Но вот острое кочевничье беспокойство легкой молнией наискось пробьет его неподвижное тело, хищной рукой он сорвет со стены чатхан с шестью струнами и для начала покажет нам ловкий кончик старого языка, в котором щекотно спит до поры звездная тысяча тахпахов-песен, ведомых только ему.

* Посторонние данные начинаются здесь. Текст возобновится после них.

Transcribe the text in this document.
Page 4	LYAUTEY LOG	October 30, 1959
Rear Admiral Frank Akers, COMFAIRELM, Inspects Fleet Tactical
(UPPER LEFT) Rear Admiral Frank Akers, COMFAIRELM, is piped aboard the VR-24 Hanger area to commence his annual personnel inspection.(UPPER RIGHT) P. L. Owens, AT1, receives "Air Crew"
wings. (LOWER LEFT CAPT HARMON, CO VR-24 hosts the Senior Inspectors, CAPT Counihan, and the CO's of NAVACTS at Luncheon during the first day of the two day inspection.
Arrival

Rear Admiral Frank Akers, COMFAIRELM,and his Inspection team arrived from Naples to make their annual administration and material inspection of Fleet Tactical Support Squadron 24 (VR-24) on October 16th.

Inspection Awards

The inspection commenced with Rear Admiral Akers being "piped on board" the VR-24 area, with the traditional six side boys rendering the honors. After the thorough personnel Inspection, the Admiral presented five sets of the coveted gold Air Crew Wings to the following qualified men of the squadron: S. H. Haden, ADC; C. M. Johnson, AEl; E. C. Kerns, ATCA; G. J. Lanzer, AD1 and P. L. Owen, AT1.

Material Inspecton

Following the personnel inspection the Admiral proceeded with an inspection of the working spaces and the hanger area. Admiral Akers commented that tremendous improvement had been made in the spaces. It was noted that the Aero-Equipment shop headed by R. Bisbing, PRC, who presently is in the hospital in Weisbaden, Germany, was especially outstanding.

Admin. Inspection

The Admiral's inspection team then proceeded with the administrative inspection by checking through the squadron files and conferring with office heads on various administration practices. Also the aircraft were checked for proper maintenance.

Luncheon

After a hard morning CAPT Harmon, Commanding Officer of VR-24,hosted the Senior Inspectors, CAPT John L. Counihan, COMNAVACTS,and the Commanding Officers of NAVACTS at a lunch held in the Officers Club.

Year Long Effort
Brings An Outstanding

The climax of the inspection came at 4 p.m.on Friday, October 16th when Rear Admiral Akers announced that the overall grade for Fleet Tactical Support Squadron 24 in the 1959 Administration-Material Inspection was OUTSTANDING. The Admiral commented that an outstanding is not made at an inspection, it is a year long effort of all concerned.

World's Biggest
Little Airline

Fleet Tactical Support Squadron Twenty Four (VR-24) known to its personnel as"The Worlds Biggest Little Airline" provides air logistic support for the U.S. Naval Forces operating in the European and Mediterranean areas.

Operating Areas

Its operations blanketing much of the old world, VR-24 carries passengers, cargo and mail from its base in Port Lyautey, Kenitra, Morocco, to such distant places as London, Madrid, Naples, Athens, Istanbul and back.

Потом он начнет раздражать и томить инструмент, не прикасаясь к его больному месту, а ходя пальцами вокруг да около, пока тот, доведенный до предела тишины, сам не исторгнет печальной и тоненькой мелодии. Тогда, зовуще заглядывая в пустое нутро чатхана, выкликнет он имя богатыря Кюн-Тениса – раз и другой. Никто не отзовется ему. Красуясь перед нами разыгранной неудачей, загорюет он, зашцет в струнах, и на радость нашему слуху, явится милый богатырь, одетый в красный кафтан на девяти пуговках, добрый и к людям и к скоту.
Так я слушала свои мысли о нем, а в ее небыстрых устах зрели, образовывались и наконец сложились слова:
– Нет его. Ушел за медведем на Белый Июс.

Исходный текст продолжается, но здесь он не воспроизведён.